Epithelial-mesenchymal interactions play a crucial role in morphogenesis of various tissues and organs. In the development of hair follicles, extensive interactions between epithelial and mesenchymal layers in the hair follicle germs (HFGs) trigger follicular morphogenesis. Recently, a research group succeeded in regenerating hairs by imitating the process during in vivo hair development. However, the preparation technique for thousands of HFGs which have high hair regenerative ability is required for human treatments.
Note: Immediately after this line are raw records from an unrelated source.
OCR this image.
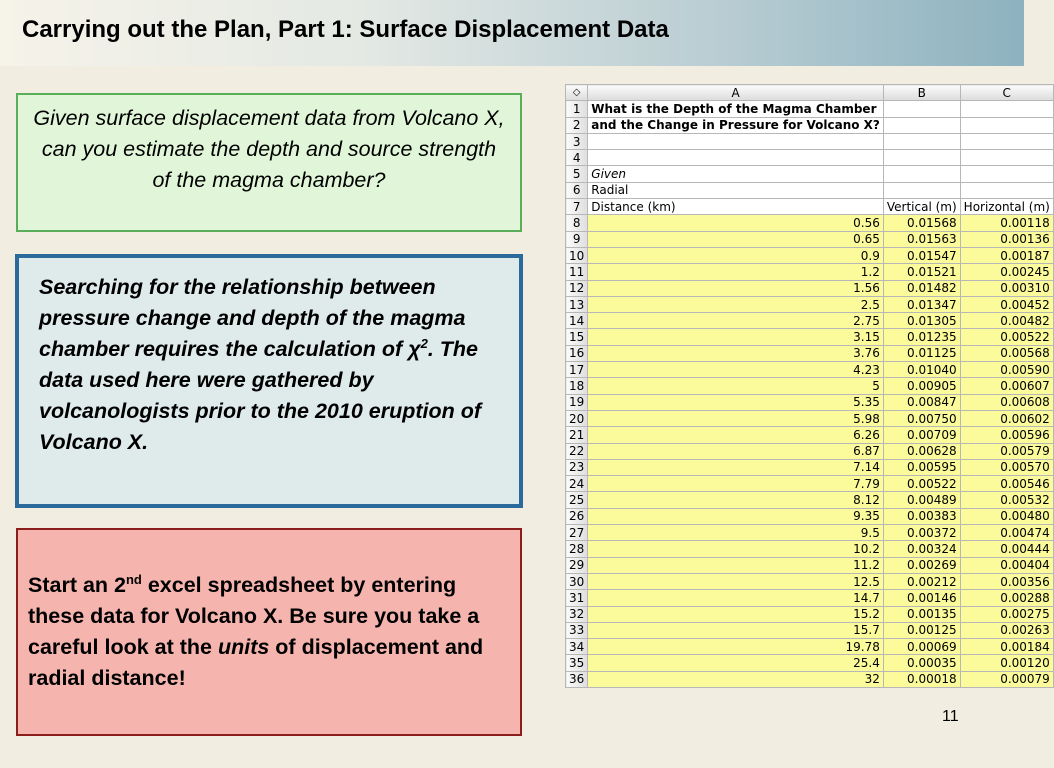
Carrying out the Plan, Part 1: Surface Displacement Data

Given surface displacement data from Volcano X, can you estimate the depth and source strength of the magma chamber?

Searching for the relationship between pressure change and depth of the magma chamber requires the calculation of $\chi^2$. The data used here were gathered by volcanologists prior to the 2010 eruption of Volcano X.

Start an 2nd excel spreadsheet by entering these data for Volcano X. Be sure you take a careful look at the units of displacement and radial distance!

◇	A	B	C
1	What is the Depth of the Magma Chamber		
2	and the Change in Pressure for Volcano X?		
3			
4			
5	Given		
6	Radial		
7	Distance (km)	Vertical (m)	Horizontal (m)
8	0.56	0.01568	0.00118
9	0.65	0.01563	0.00136
10	0.9	0.01547	0.00187
11	1.2	0.01521	0.00245
12	1.56	0.01482	0.00310
13	2.5	0.01347	0.00452
14	2.75	0.01305	0.00482
15	3.15	0.01235	0.00522
16	3.76	0.01125	0.00568
17	4.23	0.01040	0.00590
18	5	0.00905	0.00607
19	5.35	0.00847	0.00608
20	5.98	0.00750	0.00602
21	6.26	0.00709	0.00596
22	6.87	0.00628	0.00579
23	7.14	0.00595	0.00570
24	7.79	0.00522	0.00546
25	8.12	0.00489	0.00532
26	9.35	0.00383	0.00480
27	9.5	0.00372	0.00474
28	10.2	0.00324	0.00444
29	11.2	0.00269	0.00404
30	12.5	0.00212	0.00356
31	14.7	0.00146	0.00288
32	15.2	0.00135	0.00275
33	15.7	0.00125	0.00263
34	19.78	0.00069	0.00184
35	25.4	0.00035	0.00120
36	32	0.00018	0.00079
11
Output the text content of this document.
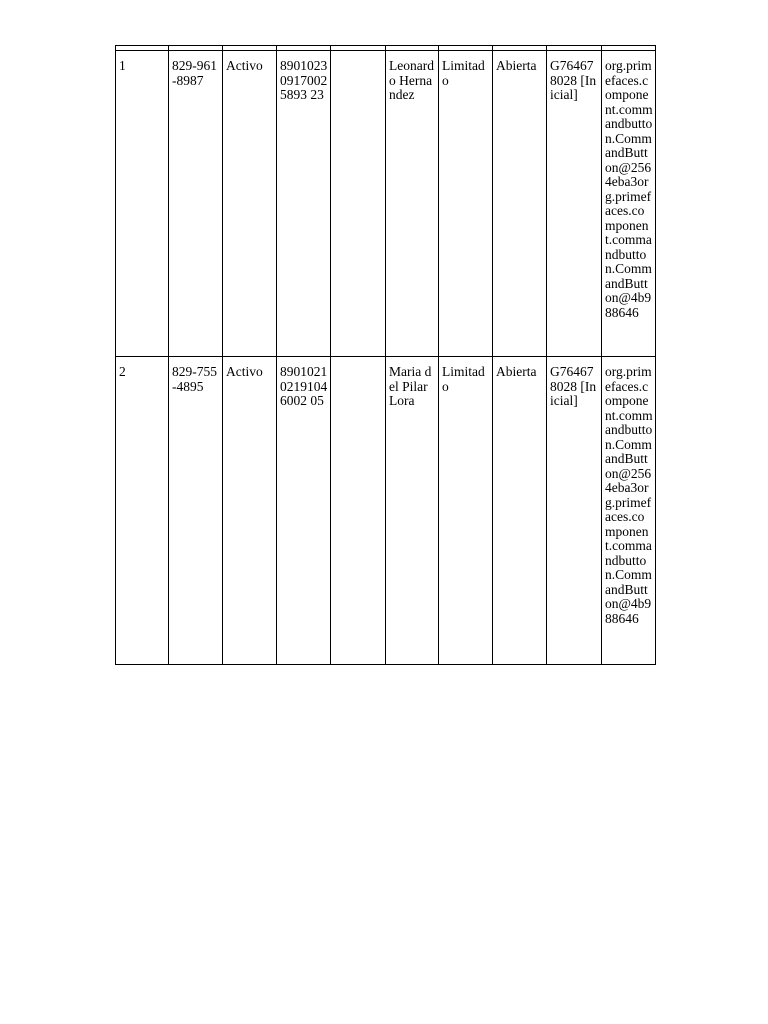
1	829-961-8987	Activo	890102309170025893 23		Leonardo Hernandez	Limitado	Abierta	G764678028 [Inicial]	org.primefaces.component.commandbutton.CommandButton@2564eba3org.primefaces.component.commandbutton.CommandButton@4b988646
2	829-755-4895	Activo	890102102191046002 05		Maria del Pilar Lora	Limitado	Abierta	G764678028 [Inicial]	org.primefaces.component.commandbutton.CommandButton@2564eba3org.primefaces.component.commandbutton.CommandButton@4b988646
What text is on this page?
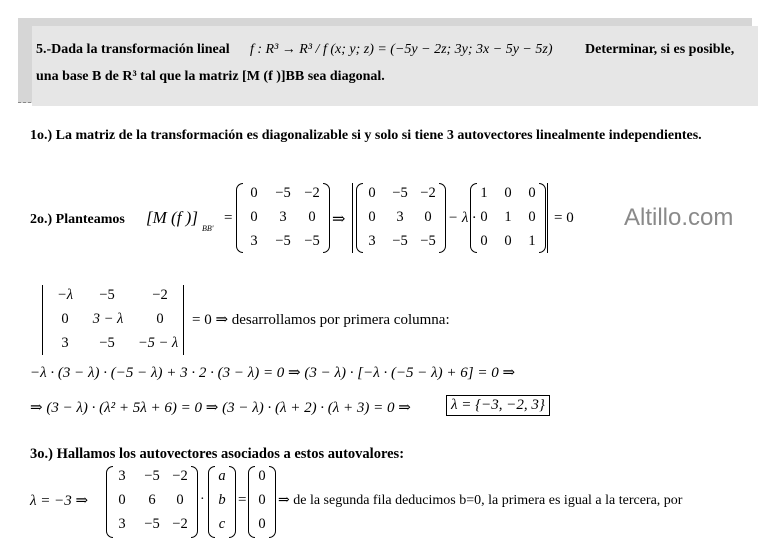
5.-Dada la transformación lineal f : R³ → R³ / f (x; y; z) = (−5y − 2z; 3y; 3x − 5y − 5z) Determinar, si es posible,
una base B de R³ tal que la matriz [M (f )]BB sea diagonal.
1o.) La matriz de la transformación es diagonalizable si y solo si tiene 3 autovectores linealmente independientes.
2o.) Planteamos [M (f )]
BB'
=
0	−5 −2
0	3	0
3	−5 −5
⇒
0	−5 −2
0	3	0
3	−5 −5
− λ ·
1	0	0
0	1	0
0	0	1
= 0 Altillo.com
−λ	−5	−2
0	3 − λ	0
3	−5	−5 − λ
= 0 ⇒ desarrollamos por primera columna:
−λ · (3 − λ) · (−5 − λ) + 3 · 2 · (3 − λ) = 0 ⇒ (3 − λ) · [−λ · (−5 − λ) + 6] = 0 ⇒
⇒ (3 − λ) · (λ² + 5λ + 6) = 0 ⇒ (3 − λ) · (λ + 2) · (λ + 3) = 0 ⇒	λ = {−3, −2, 3}
3o.) Hallamos los autovectores asociados a estos autovalores:
λ = −3 ⇒
3	−5 −2
0	6	0
3	−5 −2
·
a
b
c
=
0
0
0
⇒ de la segunda fila deducimos b=0, la primera es igual a la tercera, por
In this study, we propose a scalable and automated approach using a microgel bioprinter for large-scale preparation of HFGs.

　Two types of hair follicle stem cells, epithelial and mesenchymal cells, were isolated from the skin of mice, and were then suspended in collagen gel solution. Collagen drops were placed adjacent to each other using an electromotive pipette or bioprinter to prepare collagen-containing HFGs. During 3 days of suspension culture, the two microgel-merged constructs spontaneously shrunk by cell attraction forces and formed HFG-like structures. The HFGs efficiently regenerated hair follicles and shafts when transplanted to mice compared to the HFGs without collagen gel. However, most of generated hair shafts remained under the skin epithelial layer. We therefore prepared HFGs with a nylon thread guide and examined its effects on hair regeneration. Nylon thread guides were inserted in the HFGs by placing each collagen drop on the guides. HFGs with nylon thread guides after 3 days of culture were transplanted into the back skin of mice. After 3 weeks of transplantation, the nylon thread guide lead to outgrowth of hair shafts (~80% of HFG per hair-regenerated HFG).